I was born almost 48 years ago, and even at birth I knew more than other babies. I knew not only how to suckle but how to attain climatic suckling pleasure by swishing the soft folds of my blanket “bah” between my thumb and forefinger while I drank bottles of milk. No other babies knew that. I did. I knew more than them.

Later, when I was six years old, I learned that you can't use left-handed scissors when you are right-handed. Further, I came to know where golf balls hid and where certain turtles slept on rocks beside lakes. Oh, yes I knew more than that other kids my age.

I know things. Things that others call trivial, I call base. People who don’t know things blindly dismiss what they can’t fathom as trivia. I was on Klassroom Kwiz. While others got onto the show because they earned fantastic grades, I never bothered with those. Instead, I earned my way on by “surprisingly” doing well on a trivia test. Again, people who don’t know, trivialize trivia.

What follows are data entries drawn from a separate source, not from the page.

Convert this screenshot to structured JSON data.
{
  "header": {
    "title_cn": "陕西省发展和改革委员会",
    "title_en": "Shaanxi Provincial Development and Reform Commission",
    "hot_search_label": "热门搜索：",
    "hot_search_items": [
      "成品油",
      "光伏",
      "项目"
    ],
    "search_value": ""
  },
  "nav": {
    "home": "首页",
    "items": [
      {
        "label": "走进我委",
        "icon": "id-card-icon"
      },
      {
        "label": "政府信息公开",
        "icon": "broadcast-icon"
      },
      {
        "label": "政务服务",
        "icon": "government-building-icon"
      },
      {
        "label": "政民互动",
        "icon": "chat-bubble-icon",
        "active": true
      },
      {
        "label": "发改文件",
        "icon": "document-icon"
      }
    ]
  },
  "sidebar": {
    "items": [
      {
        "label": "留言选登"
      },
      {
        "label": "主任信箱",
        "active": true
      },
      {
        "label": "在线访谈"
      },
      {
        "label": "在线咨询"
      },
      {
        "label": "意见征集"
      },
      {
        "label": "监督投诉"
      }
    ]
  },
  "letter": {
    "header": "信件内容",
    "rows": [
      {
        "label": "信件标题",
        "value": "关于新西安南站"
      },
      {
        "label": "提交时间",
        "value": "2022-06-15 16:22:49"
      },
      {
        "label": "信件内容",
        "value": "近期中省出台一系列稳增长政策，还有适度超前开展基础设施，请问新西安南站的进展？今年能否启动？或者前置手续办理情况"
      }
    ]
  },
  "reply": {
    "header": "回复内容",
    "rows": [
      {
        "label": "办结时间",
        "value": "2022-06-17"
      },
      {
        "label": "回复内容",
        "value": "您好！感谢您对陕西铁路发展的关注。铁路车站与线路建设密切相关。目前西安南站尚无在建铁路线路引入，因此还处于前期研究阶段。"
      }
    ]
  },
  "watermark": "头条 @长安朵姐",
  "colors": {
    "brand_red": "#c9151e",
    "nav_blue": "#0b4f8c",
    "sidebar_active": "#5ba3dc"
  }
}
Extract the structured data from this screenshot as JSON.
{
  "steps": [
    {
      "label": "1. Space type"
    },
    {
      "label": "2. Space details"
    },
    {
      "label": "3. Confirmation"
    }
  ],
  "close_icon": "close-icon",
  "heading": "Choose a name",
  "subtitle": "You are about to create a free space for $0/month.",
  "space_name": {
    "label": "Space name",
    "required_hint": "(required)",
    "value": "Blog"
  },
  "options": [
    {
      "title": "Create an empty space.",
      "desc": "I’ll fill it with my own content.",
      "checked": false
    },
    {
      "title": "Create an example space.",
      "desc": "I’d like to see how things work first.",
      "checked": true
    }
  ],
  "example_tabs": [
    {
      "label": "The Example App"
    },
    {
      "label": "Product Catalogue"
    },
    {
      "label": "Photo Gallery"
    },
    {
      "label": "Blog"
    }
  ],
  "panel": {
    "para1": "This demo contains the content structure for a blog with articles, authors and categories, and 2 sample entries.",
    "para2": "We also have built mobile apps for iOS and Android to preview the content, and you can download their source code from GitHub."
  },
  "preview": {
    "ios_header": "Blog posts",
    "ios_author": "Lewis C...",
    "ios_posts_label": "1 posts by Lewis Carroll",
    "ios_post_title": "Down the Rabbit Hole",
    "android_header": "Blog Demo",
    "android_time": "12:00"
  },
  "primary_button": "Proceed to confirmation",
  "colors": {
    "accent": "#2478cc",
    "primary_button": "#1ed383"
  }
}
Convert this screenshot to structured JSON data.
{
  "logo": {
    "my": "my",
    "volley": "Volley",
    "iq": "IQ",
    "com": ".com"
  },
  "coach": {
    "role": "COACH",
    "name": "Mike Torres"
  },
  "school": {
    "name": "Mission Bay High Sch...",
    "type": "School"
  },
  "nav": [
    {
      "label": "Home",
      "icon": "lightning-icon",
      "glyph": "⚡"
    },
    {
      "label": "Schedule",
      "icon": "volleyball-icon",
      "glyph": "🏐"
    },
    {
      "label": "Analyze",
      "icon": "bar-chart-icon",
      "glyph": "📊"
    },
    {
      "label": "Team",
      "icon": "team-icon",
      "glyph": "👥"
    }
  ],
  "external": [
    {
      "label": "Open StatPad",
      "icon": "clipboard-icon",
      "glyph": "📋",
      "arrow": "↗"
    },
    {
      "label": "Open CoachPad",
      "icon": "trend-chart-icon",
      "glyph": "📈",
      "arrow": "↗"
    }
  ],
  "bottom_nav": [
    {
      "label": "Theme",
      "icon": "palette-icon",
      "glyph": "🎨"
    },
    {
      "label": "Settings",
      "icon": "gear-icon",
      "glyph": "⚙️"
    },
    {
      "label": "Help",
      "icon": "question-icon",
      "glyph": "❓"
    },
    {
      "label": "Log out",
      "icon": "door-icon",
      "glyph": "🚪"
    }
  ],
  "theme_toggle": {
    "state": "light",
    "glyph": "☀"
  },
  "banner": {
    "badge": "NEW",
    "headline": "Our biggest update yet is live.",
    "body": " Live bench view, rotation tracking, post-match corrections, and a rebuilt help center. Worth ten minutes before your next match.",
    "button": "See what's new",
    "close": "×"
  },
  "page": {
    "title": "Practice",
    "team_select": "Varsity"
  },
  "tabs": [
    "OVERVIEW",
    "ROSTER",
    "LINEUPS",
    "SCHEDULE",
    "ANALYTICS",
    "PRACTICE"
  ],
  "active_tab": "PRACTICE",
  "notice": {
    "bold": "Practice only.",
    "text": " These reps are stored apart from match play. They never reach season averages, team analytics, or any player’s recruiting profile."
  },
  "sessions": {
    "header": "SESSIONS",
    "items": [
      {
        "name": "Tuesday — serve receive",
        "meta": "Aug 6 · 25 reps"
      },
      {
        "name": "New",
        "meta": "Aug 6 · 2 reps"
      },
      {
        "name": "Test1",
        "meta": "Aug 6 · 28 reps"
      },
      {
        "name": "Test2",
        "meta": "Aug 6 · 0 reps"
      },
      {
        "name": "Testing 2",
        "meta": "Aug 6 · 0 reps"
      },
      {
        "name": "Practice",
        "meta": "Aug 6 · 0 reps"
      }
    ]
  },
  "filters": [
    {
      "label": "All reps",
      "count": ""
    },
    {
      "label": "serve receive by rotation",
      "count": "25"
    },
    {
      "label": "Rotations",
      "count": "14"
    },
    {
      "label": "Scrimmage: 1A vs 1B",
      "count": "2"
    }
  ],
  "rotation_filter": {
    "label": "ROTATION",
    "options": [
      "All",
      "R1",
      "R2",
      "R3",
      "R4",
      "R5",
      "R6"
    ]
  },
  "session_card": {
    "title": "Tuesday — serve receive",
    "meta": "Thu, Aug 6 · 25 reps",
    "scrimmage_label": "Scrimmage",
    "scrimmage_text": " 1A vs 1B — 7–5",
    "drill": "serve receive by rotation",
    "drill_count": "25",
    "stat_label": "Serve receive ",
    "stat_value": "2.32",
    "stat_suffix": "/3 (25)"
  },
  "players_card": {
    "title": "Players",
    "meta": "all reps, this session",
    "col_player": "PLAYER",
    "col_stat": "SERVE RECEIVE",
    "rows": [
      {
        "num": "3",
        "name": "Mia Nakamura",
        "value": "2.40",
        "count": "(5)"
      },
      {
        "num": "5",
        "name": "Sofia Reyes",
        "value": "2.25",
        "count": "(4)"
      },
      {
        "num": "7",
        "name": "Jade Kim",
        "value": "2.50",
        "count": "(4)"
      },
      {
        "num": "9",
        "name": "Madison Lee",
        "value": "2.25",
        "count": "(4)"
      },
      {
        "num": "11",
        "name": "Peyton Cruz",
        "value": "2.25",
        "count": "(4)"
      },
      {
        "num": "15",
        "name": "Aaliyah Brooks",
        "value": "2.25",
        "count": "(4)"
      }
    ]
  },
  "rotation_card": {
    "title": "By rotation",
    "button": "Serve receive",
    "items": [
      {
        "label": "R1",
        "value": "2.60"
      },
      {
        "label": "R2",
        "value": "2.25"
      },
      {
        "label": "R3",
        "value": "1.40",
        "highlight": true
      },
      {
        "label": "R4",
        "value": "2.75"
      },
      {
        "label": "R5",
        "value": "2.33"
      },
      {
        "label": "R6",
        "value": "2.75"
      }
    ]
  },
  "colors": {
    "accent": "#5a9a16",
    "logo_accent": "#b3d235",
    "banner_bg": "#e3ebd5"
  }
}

When I tell a story, it’s a story that must be heard. When I drive my car, my mission is more important that yours because it’s mine. That's why I use my bright lights at night no matter where I'm going because my errand takes precedence. I seek shortcuts, because shortcuts free me from interacting with lesser people. When I used to smoke, I'd toss my butts. They'd just clutter my car if I used the ashtray. When approaching a yield sign, I go. People must clear away from me.

I am a fascinating person while you have social flaws. I love with a rare passion. I laugh with gusto. I walk with anointed purpose.

You don’t know all that I know. You don’t hold a candle to me. I am knowledge. I drink it. I breathe it. I just know it. I am singularly important. Without the slightest doubt, I know that I am better than you. That’s what I believe…and that’s the truth.